El Jaguar X – Type tienen dos argumentos básicos para ser una nueva referencia: por una parte, supone la "popularización" de esta firma, hasta ahora reservada a unos pocos afortunados, con un precio que hace accesible a muchos el disfrutar de su primer Jaguar, sin restar ni un ápice la calidad y la sensación de lujo en su interior. A fin de cuentas es un Jaguar. Y en segundo lugar, la tracción permanente a las 4 ruedas, disponible en los motores 2.5 y 3.0 litros, que reparte la potencia según las condiciones (en condiciones normales, el reparto es 40% eje delantero y 60% eje trasero).

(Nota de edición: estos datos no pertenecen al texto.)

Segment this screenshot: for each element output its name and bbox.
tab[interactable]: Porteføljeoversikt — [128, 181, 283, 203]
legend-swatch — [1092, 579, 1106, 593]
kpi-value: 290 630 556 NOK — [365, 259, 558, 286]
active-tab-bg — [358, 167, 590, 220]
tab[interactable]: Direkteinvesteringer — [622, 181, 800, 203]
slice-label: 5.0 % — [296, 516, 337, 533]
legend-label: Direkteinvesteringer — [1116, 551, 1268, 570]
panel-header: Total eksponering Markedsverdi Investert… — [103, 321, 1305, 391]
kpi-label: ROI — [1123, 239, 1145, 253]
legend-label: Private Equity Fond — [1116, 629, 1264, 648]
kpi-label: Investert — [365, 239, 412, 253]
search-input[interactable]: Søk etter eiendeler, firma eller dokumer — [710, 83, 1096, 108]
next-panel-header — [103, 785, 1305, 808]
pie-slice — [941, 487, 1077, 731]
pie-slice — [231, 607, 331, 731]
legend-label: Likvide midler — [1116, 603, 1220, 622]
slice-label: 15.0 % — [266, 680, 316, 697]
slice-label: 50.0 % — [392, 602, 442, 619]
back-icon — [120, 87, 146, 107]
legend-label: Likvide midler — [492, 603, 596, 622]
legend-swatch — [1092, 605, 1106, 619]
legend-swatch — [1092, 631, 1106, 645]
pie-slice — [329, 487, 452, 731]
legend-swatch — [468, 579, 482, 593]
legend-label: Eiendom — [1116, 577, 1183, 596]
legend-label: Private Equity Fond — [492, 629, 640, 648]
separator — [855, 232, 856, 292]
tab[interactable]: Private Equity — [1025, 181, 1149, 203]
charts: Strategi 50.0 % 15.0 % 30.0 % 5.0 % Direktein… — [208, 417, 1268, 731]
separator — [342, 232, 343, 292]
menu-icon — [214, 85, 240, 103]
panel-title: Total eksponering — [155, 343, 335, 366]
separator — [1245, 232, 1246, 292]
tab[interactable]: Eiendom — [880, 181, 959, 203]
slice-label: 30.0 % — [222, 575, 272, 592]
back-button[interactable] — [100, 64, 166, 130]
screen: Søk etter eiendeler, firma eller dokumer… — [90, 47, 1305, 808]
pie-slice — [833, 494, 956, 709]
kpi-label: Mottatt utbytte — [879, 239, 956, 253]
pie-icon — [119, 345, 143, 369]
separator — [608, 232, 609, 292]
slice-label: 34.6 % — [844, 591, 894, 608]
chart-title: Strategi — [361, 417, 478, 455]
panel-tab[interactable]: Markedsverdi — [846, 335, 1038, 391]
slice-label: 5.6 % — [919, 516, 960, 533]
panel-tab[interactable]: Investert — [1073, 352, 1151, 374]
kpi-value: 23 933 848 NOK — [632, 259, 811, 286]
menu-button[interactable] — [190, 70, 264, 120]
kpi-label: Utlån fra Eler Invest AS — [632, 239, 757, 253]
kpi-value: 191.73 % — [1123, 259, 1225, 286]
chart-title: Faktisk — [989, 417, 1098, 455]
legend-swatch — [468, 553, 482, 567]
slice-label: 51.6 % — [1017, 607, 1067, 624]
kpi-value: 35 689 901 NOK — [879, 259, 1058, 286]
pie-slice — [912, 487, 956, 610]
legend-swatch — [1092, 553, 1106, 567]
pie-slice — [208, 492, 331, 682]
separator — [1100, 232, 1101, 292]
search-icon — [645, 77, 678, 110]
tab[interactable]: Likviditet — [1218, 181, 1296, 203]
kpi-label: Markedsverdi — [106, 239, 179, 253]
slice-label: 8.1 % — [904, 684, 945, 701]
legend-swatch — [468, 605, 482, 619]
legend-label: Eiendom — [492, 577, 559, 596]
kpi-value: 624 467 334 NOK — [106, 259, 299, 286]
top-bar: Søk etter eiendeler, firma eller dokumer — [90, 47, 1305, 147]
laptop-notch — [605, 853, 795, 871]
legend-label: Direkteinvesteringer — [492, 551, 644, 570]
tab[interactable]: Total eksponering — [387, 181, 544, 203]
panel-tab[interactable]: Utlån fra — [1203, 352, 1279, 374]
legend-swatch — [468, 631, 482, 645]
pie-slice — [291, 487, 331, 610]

Jaguar comercializa tres acabados, el V6 básico, el Executive y el Sport, que, según los motores, varía el equipamiento, la tracción y el cambio. La versión más económica ya incluye de serie control de tracción; airbags delanteros, laterales y de cabeza; ABS; climatización automática; equipo Alpine de 140 W; alarma perimétrica...
En cuanto a los propulsores, disponen del 2.1 l. V6 24 válvulas con 154 CV (unidad probada) con tracción delantera. Le sigue un 2.5 l. V6 de 194 caballos, con tracción 4. Y completa los motores el 3.0 V6 con 231 CV, con la tracción a las 4 ruedas. Los tres motores están disponibles en cambio manual de 5 velocidades o automático.
El interior respira elegancia por los cuatro costados, con guarnecidos de madera de arce, asientos de cuero (opcional), ajustes electrónicos de asientos... con un silencio en marcha difícil de superar. Aunque el techo es un poco bajo, cinco adultos viajan sin problemas en su interior, con un maletero que permite cargar hasta 452 litros, sin que la boca le reste capacidad de acceso.
Una belleza estética fuera de dudas, un ambiente interior propio del más refinado "gentleman", un precio accesible, un buen equipamiento en seguridad y en confort interior, y un comportamiento intachable incluso en las condiciones más exigentes.